The President also defended the police, claiming law enforcers know that they cannot randomly kill during drug busts without reason since they know that they could be held accountable later on.
In the US, an American lawmaker introduced a bill to halt US aid to Philippine security forces over alleged human rights violations during the Duterte administration.
Pennsylvania 7th District Rep. Susan Wild announced that she will reintroduce the Philippine Human Rights Act (PHRA), which she said is a response to the rampant human rights violations under President Duterte's rule.

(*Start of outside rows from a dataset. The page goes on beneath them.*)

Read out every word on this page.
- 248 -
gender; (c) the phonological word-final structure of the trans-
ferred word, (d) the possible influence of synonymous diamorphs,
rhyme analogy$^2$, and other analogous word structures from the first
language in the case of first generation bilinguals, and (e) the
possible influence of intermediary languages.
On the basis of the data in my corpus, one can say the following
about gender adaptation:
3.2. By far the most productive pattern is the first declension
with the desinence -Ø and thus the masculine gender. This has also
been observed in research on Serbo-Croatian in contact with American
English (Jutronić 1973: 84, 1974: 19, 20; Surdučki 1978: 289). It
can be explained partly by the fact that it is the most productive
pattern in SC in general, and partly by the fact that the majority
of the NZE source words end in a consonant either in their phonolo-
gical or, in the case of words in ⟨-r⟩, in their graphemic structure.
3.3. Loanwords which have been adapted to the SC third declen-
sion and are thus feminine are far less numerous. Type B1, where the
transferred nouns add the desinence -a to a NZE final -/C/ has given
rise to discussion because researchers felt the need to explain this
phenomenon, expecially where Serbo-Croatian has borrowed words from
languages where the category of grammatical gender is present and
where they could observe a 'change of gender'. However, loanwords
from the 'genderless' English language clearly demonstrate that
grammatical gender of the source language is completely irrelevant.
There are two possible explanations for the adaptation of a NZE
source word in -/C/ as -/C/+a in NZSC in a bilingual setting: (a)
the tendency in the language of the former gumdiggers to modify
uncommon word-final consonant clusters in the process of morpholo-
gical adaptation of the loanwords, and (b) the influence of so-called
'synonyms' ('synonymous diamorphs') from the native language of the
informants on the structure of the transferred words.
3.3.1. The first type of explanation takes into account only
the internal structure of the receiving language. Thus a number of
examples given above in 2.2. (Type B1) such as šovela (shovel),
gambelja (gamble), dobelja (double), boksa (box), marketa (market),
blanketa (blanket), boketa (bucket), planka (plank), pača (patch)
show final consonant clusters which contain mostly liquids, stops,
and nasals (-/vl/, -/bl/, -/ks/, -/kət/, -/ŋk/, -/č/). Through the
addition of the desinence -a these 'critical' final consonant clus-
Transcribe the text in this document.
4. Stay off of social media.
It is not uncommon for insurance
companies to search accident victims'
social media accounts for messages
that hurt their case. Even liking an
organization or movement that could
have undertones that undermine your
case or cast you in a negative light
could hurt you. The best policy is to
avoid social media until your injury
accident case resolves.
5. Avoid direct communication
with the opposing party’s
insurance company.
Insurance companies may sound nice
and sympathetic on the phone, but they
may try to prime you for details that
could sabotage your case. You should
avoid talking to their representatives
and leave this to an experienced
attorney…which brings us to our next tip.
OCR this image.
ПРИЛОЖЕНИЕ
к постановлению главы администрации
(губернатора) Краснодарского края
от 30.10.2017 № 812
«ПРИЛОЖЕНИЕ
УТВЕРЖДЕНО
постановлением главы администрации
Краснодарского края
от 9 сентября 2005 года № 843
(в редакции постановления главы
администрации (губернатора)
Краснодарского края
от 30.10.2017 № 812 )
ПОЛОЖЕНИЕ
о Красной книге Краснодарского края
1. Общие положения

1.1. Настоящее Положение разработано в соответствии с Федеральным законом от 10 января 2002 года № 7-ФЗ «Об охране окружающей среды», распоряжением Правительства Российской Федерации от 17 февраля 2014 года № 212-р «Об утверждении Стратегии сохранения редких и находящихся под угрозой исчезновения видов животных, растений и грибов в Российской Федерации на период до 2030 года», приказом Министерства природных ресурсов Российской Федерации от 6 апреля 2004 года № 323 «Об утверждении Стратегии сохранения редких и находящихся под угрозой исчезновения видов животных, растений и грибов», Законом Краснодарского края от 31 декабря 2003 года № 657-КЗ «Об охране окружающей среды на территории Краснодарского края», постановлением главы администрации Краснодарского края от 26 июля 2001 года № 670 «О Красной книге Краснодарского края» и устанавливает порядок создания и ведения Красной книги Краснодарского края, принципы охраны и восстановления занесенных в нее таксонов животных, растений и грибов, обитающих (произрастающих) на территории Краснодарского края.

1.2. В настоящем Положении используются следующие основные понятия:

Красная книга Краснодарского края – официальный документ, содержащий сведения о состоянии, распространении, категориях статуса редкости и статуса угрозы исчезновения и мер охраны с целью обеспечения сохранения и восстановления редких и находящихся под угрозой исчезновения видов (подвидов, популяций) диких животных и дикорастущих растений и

“What this bill says is very simple: US taxpayers’ funds should not be used to supply weapons to a regime that violently targets its political opponents, including US citizens like Brandon Lee, a human rights activist, who was shot by state security forces in 2019 and remains paralyzed from the chest down today. As a result of that attack, Brandon deserves to know that his government stands with him not with his attackers,” Wild said.
Also on Tuesday, Foreign Affairs Secretary Teodoro Locsin Jr. said the dismissal of one in three drug cases against Senator Leila de Lima should be further reason to respect the judicial system in the country.
“It is actually proof conclusive that the Philippine justice system works if slowly at least exceeding fine. I knew it all along,” Locsin posted on his Twitter.
The country’s diplomat said the United Nations will be informed of De Lima’s acquittal.
“Will send this to the UN as further reason to respect our justice system before opening the mouth with ignorant comments,” he said.
De Lima is facing two cases of conspiracy to commit illegal drug trading before Branch 205 of the Muntinlupa Regional Trial Court. The senator has filed a demurrer to evidence in both cases. (See full story online at manilastandard.net)
A demurrer to evidence is in effect a motion to dismiss filed by the accused after the prosecution has finished its presentation of evidence. The demurrer is anchored on the ground that the evidence
presented by the prosecution is insufficient.
The lower court dismissed one case, where her nephew Jose Adrian Draw, was her co-accused; and ruled to keep the other and deny the senator a chance to post bail.
De Lima is facing another drug case before Muntinlupa RTC Branch 256, where she has five other co-accused.
De Lima, one of President Rodrigo Duterte’s fiercest critics, earlier claimed “moral victory” over the dismissal of one of her cases, which she repeatedly branded as “trumped-up.”
Since her detention, some American senators have been calling for her immediate release.
Senators Richard Durbin and Patrick Leahy even introduced an amendment to the 2020 State and Foreign Operations Appropriations Bill that sought to ban US entry to Philippine officials proven to be behind de Lima’s “wrongful imprisonment.”
In December 2020, then-US President Donald Trump signed the 2020 national budget, which included that provision.